Past and present jockeys react to Luca Cumani's decision to stop training
Luca Cumani's magnificent training career had a hugely significant, positive impact on the lives of many jockeys, past and present, and Kieren Fallon, Jimmy Fortune and Jamie Spencer were on Monday among those paying after it was announced Cumani would end his training operation in December.
Fallon said: "He's had a great career and has nothing to prove to anyone. I was disappointed for him when he lost Sheikh Mohammed Obaid's horses a few years ago, especially Postponed, who was top class. I'm not sure he ever really recovered from losing so many good horses.
"He was brilliant to me when I came back after a suspension and was a great man to ride for."
Fortune, who Cumani helped become champion apprentice in 1990, said: "I had my first association with Luca when I was probably only 17 or 18. When I first came over from Ireland for a guy called Michael O’Neill, up in the north, Luca offered me the job as second jockey to Frankie Dettori at the time.
"I had a couple of very good years with him, he was a wonderful trainer – we all know how good he is. Unfortunately at that time he had lost a lot of horses from the Aga Khan and I had to move on.
"He was a really good man to ride for, very intelligent. He was always extremely kind to his horses. He was a wonderful man to give a horse time; I think that was one of his best assets. He’d let the horse do the talking.
“When I returned from my back injury, he was one of the first people to be on the phone and got me going again, so I owed him a lot for that. At a time where people lost confidence in me, he was the one that put me back on good horses and gave me a chance. I’d always like to thank him for that."

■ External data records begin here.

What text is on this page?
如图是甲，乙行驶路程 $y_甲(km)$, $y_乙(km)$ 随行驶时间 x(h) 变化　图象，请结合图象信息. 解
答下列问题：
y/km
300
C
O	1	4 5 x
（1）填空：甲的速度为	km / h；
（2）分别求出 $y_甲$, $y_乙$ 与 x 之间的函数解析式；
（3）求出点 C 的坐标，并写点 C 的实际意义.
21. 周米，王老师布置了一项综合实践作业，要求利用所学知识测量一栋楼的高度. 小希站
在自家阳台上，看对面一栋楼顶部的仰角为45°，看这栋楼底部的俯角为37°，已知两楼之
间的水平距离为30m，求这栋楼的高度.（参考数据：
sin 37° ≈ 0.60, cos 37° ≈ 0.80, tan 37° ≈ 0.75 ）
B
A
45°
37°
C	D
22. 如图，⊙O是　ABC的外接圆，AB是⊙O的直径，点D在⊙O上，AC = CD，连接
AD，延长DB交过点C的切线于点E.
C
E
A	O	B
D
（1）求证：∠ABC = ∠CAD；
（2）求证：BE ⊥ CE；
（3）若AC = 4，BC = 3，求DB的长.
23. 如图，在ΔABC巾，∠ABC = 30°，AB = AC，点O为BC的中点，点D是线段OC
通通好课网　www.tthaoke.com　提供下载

"I look back on my time riding for him extremely fondly, winning Classics in Britain and Group 1s in America and Canada. He's a big loss to the training ranks."
Jamie Spencer, who rode for Cumani on Champions Day just last weekend, said: "You’ve just got to celebrate his career, he’s done so well over so many decades.
"He’s been very good to me. When I moved to England initially, he was the one who gave me my first big chances. I’m very proud to have ridden for him throughout my career, up until the end of his.
"Gossamer was the best horse I rode for him. She won the Fillies’ Mile and 1,000 Guineas, and he trusted me and believed in me when I was very young.
"Those are the things that stick in your mind; that he gave me a chance when I was young and hoping to get an opportunity. He trusted me to ride Gossamer.
"Even now I can assure anyone he's still hungry and diligent in the mornings. I’ve never known him to be late, he’s a proper on-the-clock man, where twenty past seven means twenty past seven, not 19 minutes past and not 21 minutes past. He’s been like that all the way through and his attention to detail has been amazing."
Andrea Atzeni, who rode Postponed during his time with Cumani, said: "It’s a real shame – I couldn’t see this happening and I wish Luca all the best. He’s one of the greatest trainers I’ve ridden for and we’ve had some great days together, including winning the King George with Postponed."
It is not just jockeys Cumani had a lasting impact on. Several other current trainers spent time as his assistant or pupil, learning their craft under his wing.
Marco Botti said: "I used to work for him and, for me, that's where it all started. I learned so much from him. He was a legend who won everything he could possibly win.
Amy Murphy said: "It's hugely sad to hear, especially for all the team around him. He's a legendary trainer and this is the end of an era. I learned more than I ever could have hoped for under his tutelage.
"He's had a big impact on my career and I look back on my time with him with plenty of happy memories. He's had a career to be proud of."